4. Unpaid leave of absence for new baby
S.B. 63, also known as the “New Parent Leave Act,” requires California businesses with 20 or more employees within a 75-mile radius of the worksite to provide up to 12 weeks of unpaid leave in a 12-month period for the care of a new child.
Currently, California’s Pregnancy Disability Law requires employers with five or more employees to provide up to four months’ unpaid leave for medical conditions related to pregnancy and childbirth. In addition, under the California Family Rights Act, employers with 50 or more employees are required to provide up to 12 weeks’ leave during a 12-month period for (1) the birth, adoption, or foster placement of a child; (2) the employee’s own serious health condition; or (3) the care of an employee’s spouse or parent with a serious health condition. S.B. 63 does not apply to employers whose employees are already covered under the California Family Rights Act and the federal Family and Medical Leave Act, but it does create a new entitlement for child bonding leave for smaller employers.
S.B. 63 is expected to broaden existing family leave legislation to include an additional 6 percent of California employers and 2.7 million employees.

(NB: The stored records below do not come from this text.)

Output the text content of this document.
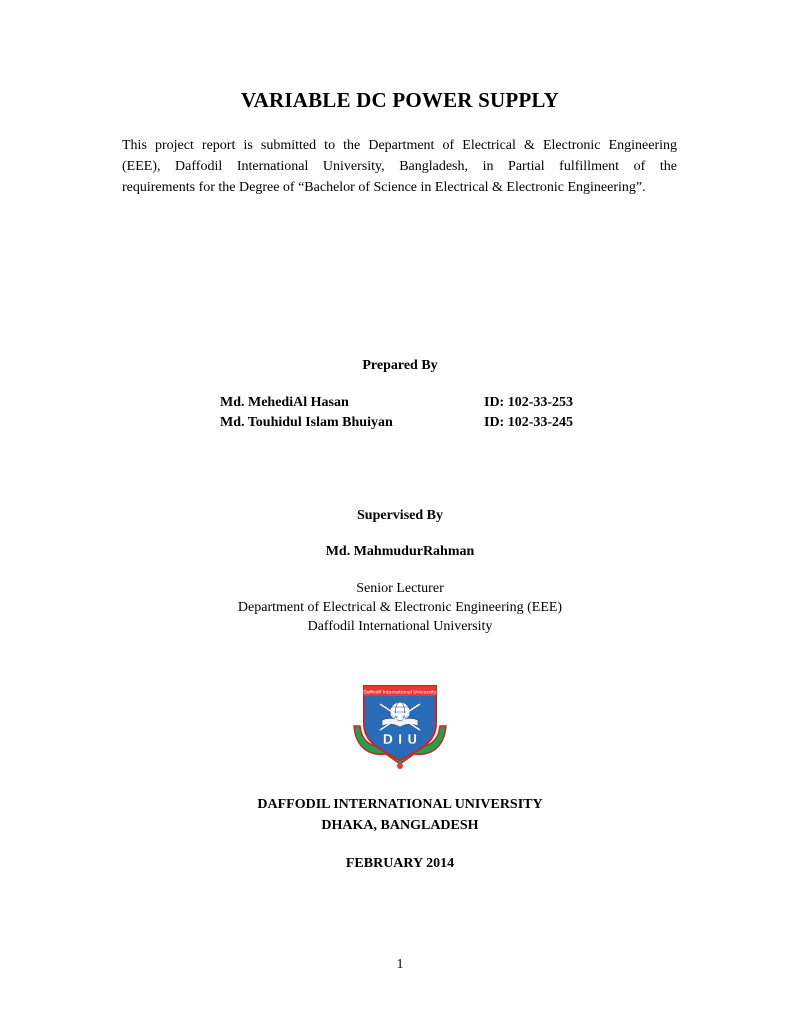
VARIABLE DC POWER SUPPLY
This project report is submitted to the Department of Electrical & Electronic Engineering
(EEE), Daffodil International University, Bangladesh, in Partial fulfillment of the
requirements for the Degree of “Bachelor of Science in Electrical & Electronic Engineering”.
Prepared By
Md. MehediAl Hasan	ID: 102-33-253
Md. Touhidul Islam Bhuiyan	ID: 102-33-245
Supervised By
Md. MahmudurRahman
Senior Lecturer
Department of Electrical & Electronic Engineering (EEE)
Daffodil International University
Daffodil International University
D I U
DAFFODIL INTERNATIONAL UNIVERSITY
DHAKA, BANGLADESH
FEBRUARY 2014
1
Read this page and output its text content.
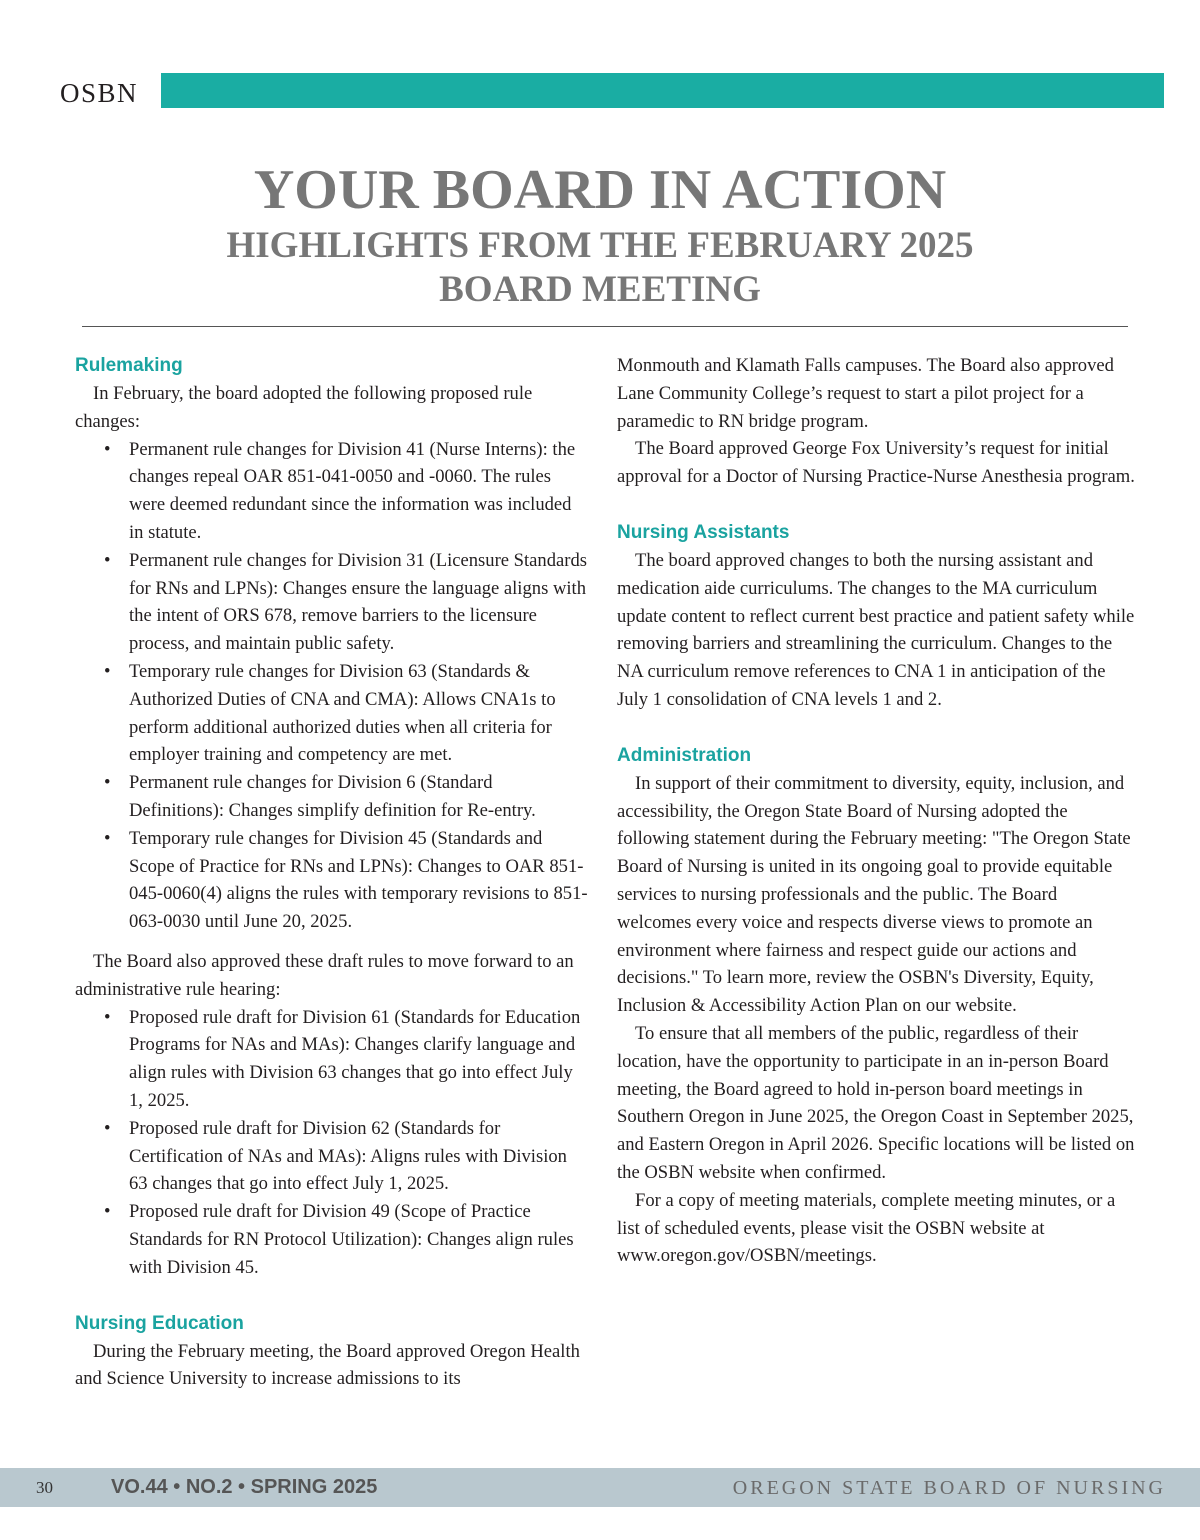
OSBN
YOUR BOARD IN ACTION
HIGHLIGHTS FROM THE FEBRUARY 2025
BOARD MEETING
Rulemaking

In February, the board adopted the following proposed rule changes:

• Permanent rule changes for Division 41 (Nurse Interns): the changes repeal OAR 851-041-0050 and -0060. The rules were deemed redundant since the information was included in statute.
• Permanent rule changes for Division 31 (Licensure Standards for RNs and LPNs): Changes ensure the language aligns with the intent of ORS 678, remove barriers to the licensure process, and maintain public safety.
• Temporary rule changes for Division 63 (Standards & Authorized Duties of CNA and CMA): Allows CNA1s to perform additional authorized duties when all criteria for employer training and competency are met.
• Permanent rule changes for Division 6 (Standard Definitions): Changes simplify definition for Re-entry.
• Temporary rule changes for Division 45 (Standards and Scope of Practice for RNs and LPNs): Changes to OAR 851-045-0060(4) aligns the rules with temporary revisions to 851-063-0030 until June 20, 2025.

The Board also approved these draft rules to move forward to an administrative rule hearing:

• Proposed rule draft for Division 61 (Standards for Education Programs for NAs and MAs): Changes clarify language and align rules with Division 63 changes that go into effect July 1, 2025.
• Proposed rule draft for Division 62 (Standards for Certification of NAs and MAs): Aligns rules with Division 63 changes that go into effect July 1, 2025.
• Proposed rule draft for Division 49 (Scope of Practice Standards for RN Protocol Utilization): Changes align rules with Division 45.
Nursing Education

During the February meeting, the Board approved Oregon Health and Science University to increase admissions to its

Monmouth and Klamath Falls campuses. The Board also approved Lane Community College’s request to start a pilot project for a paramedic to RN bridge program.

The Board approved George Fox University’s request for initial approval for a Doctor of Nursing Practice-Nurse Anesthesia program.

Nursing Assistants

The board approved changes to both the nursing assistant and medication aide curriculums. The changes to the MA curriculum update content to reflect current best practice and patient safety while removing barriers and streamlining the curriculum. Changes to the NA curriculum remove references to CNA 1 in anticipation of the July 1 consolidation of CNA levels 1 and 2.

Administration

In support of their commitment to diversity, equity, inclusion, and accessibility, the Oregon State Board of Nursing adopted the following statement during the February meeting: "The Oregon State Board of Nursing is united in its ongoing goal to provide equitable services to nursing professionals and the public. The Board welcomes every voice and respects diverse views to promote an environment where fairness and respect guide our actions and decisions." To learn more, review the OSBN's Diversity, Equity, Inclusion & Accessibility Action Plan on our website.

To ensure that all members of the public, regardless of their location, have the opportunity to participate in an in-person Board meeting, the Board agreed to hold in-person board meetings in Southern Oregon in June 2025, the Oregon Coast in September 2025, and Eastern Oregon in April 2026. Specific locations will be listed on the OSBN website when confirmed.

For a copy of meeting materials, complete meeting minutes, or a list of scheduled events, please visit the OSBN website at www.oregon.gov/OSBN/meetings.

30	VO.44 • NO.2 • SPRING 2025	OREGON STATE BOARD OF NURSING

Practical Tip: Companies with 20-49 employees located in California will need to adapt their written leave of absence policies to comply with the New Parent Leave Act for child bonding leave. Human Resources employees in these companies should receive training on the new law.
5. Mandatory training on gender identity, gender expression, sexual orientation
SB 396 requires employers with 50 or more employees who provide supervisor training on discrimination and harassment to add a component to cover gender identity, gender expression, and sexual orientation. A new poster on Transgender Rights will be issued by state Department of Fair Employment and Housing.
Practical Tip: Human Resources, outside training vendors, and developers of online supervisor training should determine whether their EEO and harassment programs adequately cover gender identity, gender expression, and sexual orientation. If not, they must add a component that covers these issues. Companies should verify that these issues are also included in supervisor training handouts and electronic materials.
6. Expanded power of Labor Commissioner to enforce anti-retaliation laws
SB 306 expands the authority of the state Division of Labor Standards Enforcement to investigate violations of, and enforce, anti-retaliation laws over which the DLSE has jurisdiction. The DLSE’s enforcement power is broad and includes not only wage-hour disputes but also leave of absence laws, unfair immigration-related practices, political activity, pay equity, disclosure to government agencies, and many other violations of the California Labor Code.
Probably most significantly, the DLSE will now be authorized to investigate an employer without receiving a complaint of retaliation. The agency will be authorized to begin an investigation if it “suspects” that retaliation has occurred or that immigration-related related threats have been made to employees who have filed or cooperated in an investigation conducted by the DLSE. The new law authorizes an employee bringing a civil action for retaliation to petition a superior court for temporary or preliminary injunctive relief.
Practical Tip: Companies should alert Human Resources, Payroll, Safety, and other personnel who are charged with investigating and responding to complaints filed with the DLSE, that retaliation claims are receiving more attention. It may be advisable to seek legal counsel at an earlier stage and in what would previously have been considered a routine DLSE claim so that the employer can better identify and minimize risks.